Humanitarian supplies flown in by Australian government cant be touched for three days due to strict quarantine rules
The distribution of urgent cyclone relief supplies brought into Vanuatu by the Australian government has been delayed due to coronavirus, potentially endangering lives.
Last week Cyclone Harold hit the northern islands of the Pacific nation of Vanuatu, flattening buildings and killing three people raising the international total to 30.
Following Vanuatus request for international assistance, the Australian government sent an RAAF plane carrying humanitarian relief supplies, such as blankets, lanterns, shelter kits and hygiene kits to the country over the Easter weekend.
The plane was initially turned back because a civilian jet aircraft carrying medical supplies from China to aid with the Pacific nations efforts to combat coronavirus had failed to depart that morning and was blocking the apron.

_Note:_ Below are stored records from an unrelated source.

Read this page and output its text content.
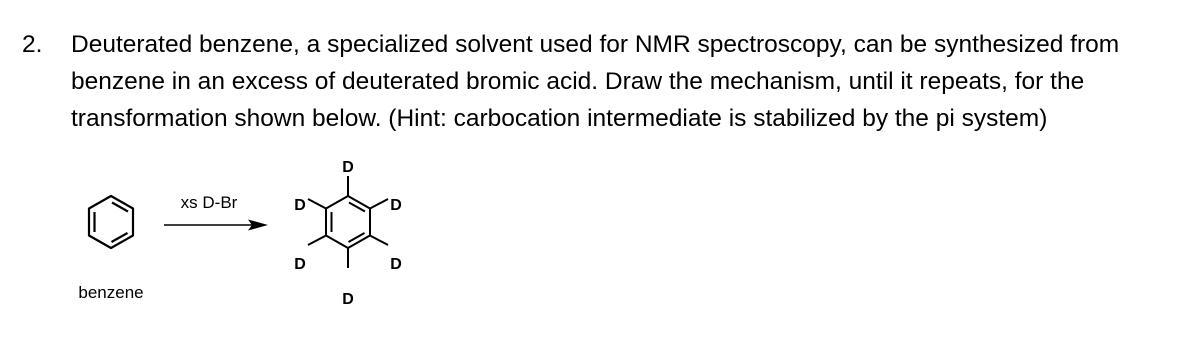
2. Deuterated benzene, a specialized solvent used for NMR spectroscopy, can be synthesized from
benzene in an excess of deuterated bromic acid. Draw the mechanism, until it repeats, for the
transformation shown below. (Hint: carbocation intermediate is stabilized by the pi system)
benzene
xs D-Br
D
D	D
D	D
D
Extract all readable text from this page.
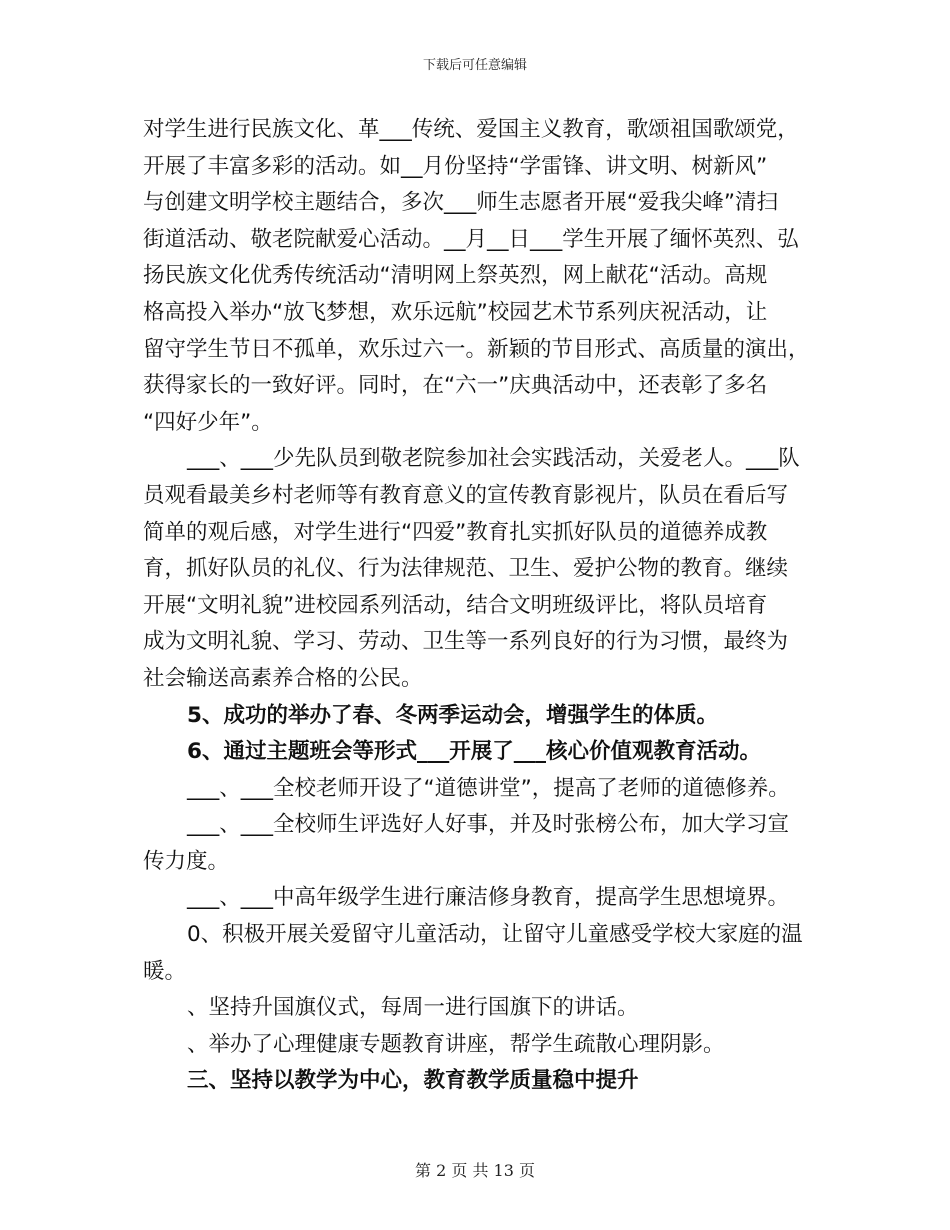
下载后可任意编辑
对学生进行民族文化、革___传统、爱国主义教育，歌颂祖国歌颂党，
开展了丰富多彩的活动。如__月份坚持“学雷锋、讲文明、树新风”
与创建文明学校主题结合，多次___师生志愿者开展“爱我尖峰”清扫
街道活动、敬老院献爱心活动。__月__日___学生开展了缅怀英烈、弘
扬民族文化优秀传统活动“清明网上祭英烈，网上献花“活动。高规
格高投入举办“放飞梦想，欢乐远航”校园艺术节系列庆祝活动，让
留守学生节日不孤单，欢乐过六一。新颖的节目形式、高质量的演出，
获得家长的一致好评。同时，在“六一”庆典活动中，还表彰了多名
“四好少年”。
___、___少先队员到敬老院参加社会实践活动，关爱老人。___队
员观看最美乡村老师等有教育意义的宣传教育影视片，队员在看后写
简单的观后感，对学生进行“四爱”教育扎实抓好队员的道德养成教
育，抓好队员的礼仪、行为法律规范、卫生、爱护公物的教育。继续
开展“文明礼貌”进校园系列活动，结合文明班级评比，将队员培育
成为文明礼貌、学习、劳动、卫生等一系列良好的行为习惯，最终为
社会输送高素养合格的公民。
5、成功的举办了春、冬两季运动会，增强学生的体质。
6、通过主题班会等形式___开展了___核心价值观教育活动。
___、___全校老师开设了“道德讲堂”，提高了老师的道德修养。
___、___全校师生评选好人好事，并及时张榜公布，加大学习宣
传力度。
___、___中高年级学生进行廉洁修身教育，提高学生思想境界。
0、积极开展关爱留守儿童活动，让留守儿童感受学校大家庭的温
暖。
、坚持升国旗仪式，每周一进行国旗下的讲话。
、举办了心理健康专题教育讲座，帮学生疏散心理阴影。
三、坚持以教学为中心，教育教学质量稳中提升
第 2 页 共 13 页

The Australian plane was able to land Monday and unload supplies, but it will sit in the countrys capital of Port Vila for at least three days in quarantine, due to fears that particles of the virus remain on the materials used to package the relief supplies.
So far Vanuatu has no confirmed cases of Covid-19 and the government has taken strong action to try to prevent an outbreak.
An order under Vanuatus ongoing state of emergency dated 3 April states: Unless otherwise required, all disinfected cargo must be kept in quarantine at least seven days.
It later emerged that the seven-day requirement was reduced to three days for the Australian relief supplies. Although no formal exception was published, local defence officials who facilitated the flight were later able to confirm the shortened quarantine period.